L’approche de l’auteure dépasse, en les intégrant, l’opposition entre nature et culture. Elle montre qu’il est possible de penser le couple femme/nature en honorant les réalités liées à leur corporéité et à l’expérience de la maternité, mais sans tomber dans un déterminisme biologique ni nier la construction socio-culturelle des genres. Si «Eternel féminin» il y a, celui-ci n’est pas réservé aux femmes, n’induit en rien une domination des hommes ni une soumission aux rôles de mère et d’épouse. Il relie tout être humain à la nature vivante, puissante et nourricière, ainsi qu’au mythe de la Grande Déesse et à tous les archétypes qu’il a inspirés, à ses pouvoirs initiatiques et au sacré.
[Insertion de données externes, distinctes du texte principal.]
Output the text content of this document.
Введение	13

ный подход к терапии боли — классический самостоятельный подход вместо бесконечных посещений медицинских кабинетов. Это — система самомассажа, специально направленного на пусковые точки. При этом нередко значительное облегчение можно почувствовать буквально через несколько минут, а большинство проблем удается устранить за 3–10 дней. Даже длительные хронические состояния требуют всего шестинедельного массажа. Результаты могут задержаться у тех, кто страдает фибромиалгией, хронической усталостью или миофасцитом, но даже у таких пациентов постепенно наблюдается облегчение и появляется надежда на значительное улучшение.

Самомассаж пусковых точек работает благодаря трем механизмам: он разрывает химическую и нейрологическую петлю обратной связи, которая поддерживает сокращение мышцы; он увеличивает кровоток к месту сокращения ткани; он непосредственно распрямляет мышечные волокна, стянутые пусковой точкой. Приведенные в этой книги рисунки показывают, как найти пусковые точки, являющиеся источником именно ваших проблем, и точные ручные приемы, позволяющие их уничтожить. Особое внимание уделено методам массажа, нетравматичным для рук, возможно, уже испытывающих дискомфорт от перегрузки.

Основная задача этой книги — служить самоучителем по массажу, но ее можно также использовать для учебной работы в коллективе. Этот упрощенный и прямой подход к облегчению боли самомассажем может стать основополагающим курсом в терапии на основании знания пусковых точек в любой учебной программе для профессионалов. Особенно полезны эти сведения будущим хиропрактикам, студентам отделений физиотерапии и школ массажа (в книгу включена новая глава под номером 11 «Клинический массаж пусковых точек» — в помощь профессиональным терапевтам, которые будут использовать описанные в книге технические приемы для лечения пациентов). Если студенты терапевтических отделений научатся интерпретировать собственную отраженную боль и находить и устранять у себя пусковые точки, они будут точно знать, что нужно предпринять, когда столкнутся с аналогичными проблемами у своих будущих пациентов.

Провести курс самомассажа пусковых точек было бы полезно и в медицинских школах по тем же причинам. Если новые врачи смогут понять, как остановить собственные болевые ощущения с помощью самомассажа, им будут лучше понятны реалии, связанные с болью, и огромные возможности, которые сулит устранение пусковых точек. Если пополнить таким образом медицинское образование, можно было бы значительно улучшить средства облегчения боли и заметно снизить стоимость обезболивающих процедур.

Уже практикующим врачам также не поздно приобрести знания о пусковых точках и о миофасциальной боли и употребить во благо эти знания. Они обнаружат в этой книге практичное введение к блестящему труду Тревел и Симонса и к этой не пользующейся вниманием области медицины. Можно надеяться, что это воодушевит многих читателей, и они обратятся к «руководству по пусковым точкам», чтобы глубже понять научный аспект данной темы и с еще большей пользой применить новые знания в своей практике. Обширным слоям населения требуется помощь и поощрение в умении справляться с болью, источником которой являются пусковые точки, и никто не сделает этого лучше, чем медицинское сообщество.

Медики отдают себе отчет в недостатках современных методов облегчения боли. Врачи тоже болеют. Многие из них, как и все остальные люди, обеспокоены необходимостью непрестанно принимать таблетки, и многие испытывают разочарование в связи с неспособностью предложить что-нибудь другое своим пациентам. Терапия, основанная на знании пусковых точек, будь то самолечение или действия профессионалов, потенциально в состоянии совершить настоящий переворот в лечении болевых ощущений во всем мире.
A cet égard, Julie Cabot Nadal parle du «féminin sacré». L’ouverture à la spiritualité est l’une des qualités de son ouvrage. Le féminin est l’un des chemins intérieurs pour aller au-delà du voile du monde visible, s’ouvrir à son être véritable et au divin dont chaque personne est enceinte. Si l’humain est, par essence, un être-frontière entre la Terre et le Ciel, le matériel et le spirituel, le visible et l’invisible, les noces entre le féminin et le masculin sont la voie d’accomplissement de leur unité dans la chair et dans la vie. Pour la réalisation du Soi que Jung décrit comme «uni-totalité psychique».
Ce livre est une émanation de cette quête de l’unité. Julie Cabot-Nadal le présente comme un « collier » composé des « perles » recueillies au cours de ses explorations. On peut aussi y voir aussi un bouquet de graines et de grâces pour ensemencer un monde nouveau, réenchanté, réconcilié. Laissons-nous inspirer!
Julie Cabot Nadal, A la recherche du féminin perdu, Jouvence, 2019, 160 pages, 17 euros.